Abstract or Additional Information
There are two distinct regimes commonly used to model traveling waves in stratified water: continuous stratification, where the density is smooth throughout the fluid, and layer-wise continuous stratification, where the fluid consists of multiple immiscible strata. The former is the more physically accurate description, but the latter is frequently more amenable to analysis and computation. By the conservation of mass, the density is constant along the streamlines of the flow; the stratification can therefore be specified by prescribing the value of the density on each streamline. We call this the streamline density function. Intuitively speaking, one expects that it is possible to use layer-wise smooth waves (for which the streamline density function is piecewise smooth) to approximate smoothly stratified waves (for which the streamline density function is of course smooth).

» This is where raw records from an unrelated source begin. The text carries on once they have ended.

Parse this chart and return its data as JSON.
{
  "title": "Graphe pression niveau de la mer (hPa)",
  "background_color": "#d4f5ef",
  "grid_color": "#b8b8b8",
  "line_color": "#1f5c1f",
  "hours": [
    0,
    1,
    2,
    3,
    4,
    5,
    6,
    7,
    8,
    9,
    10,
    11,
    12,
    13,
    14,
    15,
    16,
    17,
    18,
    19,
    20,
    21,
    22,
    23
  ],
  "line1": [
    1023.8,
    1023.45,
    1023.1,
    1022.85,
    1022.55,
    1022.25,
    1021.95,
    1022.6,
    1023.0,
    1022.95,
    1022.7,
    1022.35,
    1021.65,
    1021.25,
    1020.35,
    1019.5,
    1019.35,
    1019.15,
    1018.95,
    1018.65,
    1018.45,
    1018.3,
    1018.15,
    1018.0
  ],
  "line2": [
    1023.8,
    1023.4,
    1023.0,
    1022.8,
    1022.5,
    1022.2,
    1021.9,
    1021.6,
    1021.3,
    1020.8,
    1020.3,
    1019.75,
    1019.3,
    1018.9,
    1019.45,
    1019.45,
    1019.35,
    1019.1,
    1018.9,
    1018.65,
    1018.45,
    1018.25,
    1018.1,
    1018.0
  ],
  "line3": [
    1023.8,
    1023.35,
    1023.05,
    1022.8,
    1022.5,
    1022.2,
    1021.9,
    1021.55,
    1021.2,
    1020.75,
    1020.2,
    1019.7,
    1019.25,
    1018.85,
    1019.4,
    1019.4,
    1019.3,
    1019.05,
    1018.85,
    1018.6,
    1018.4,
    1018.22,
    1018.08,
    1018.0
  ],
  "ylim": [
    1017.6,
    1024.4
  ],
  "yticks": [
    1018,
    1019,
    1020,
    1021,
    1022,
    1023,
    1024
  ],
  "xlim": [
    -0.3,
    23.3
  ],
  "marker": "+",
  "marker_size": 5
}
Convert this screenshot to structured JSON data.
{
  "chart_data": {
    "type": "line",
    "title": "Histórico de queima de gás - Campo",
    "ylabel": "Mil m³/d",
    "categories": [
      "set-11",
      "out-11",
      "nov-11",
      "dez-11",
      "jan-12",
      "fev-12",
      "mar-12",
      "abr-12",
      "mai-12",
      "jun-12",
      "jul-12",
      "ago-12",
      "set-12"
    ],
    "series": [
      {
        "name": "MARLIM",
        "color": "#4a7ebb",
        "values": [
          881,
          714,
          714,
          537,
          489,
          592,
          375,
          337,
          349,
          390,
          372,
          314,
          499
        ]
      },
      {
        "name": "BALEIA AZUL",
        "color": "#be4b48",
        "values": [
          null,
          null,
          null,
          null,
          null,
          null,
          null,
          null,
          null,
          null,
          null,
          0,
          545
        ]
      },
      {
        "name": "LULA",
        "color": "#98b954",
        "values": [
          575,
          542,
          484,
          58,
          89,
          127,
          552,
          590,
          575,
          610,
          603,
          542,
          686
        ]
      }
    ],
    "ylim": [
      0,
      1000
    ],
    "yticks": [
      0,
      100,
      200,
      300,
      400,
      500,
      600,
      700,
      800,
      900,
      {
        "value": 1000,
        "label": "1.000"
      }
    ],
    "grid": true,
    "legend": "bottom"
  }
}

In this talk, we will discuss some recent work in this direction. Our main result states that, for every smoothly stratified periodic traveling wave in a certain small-amplitude regime, there is an $L^\infty$ neighborhood of its streamline density function such that, for any piecewise smooth streamline density function in that neighborhood, there is a corresponding traveling wave solution. Moreover, the mapping from streamline density function to wave is Lipschitz continuous in a certain function space framework. As this neighborhood includes piecewise smooth densities with arbitrarily many jump discontinues, this theorem provides a rigorous justification for the ubiquitous practice of approximating a smoothly stratified wave by a layered one.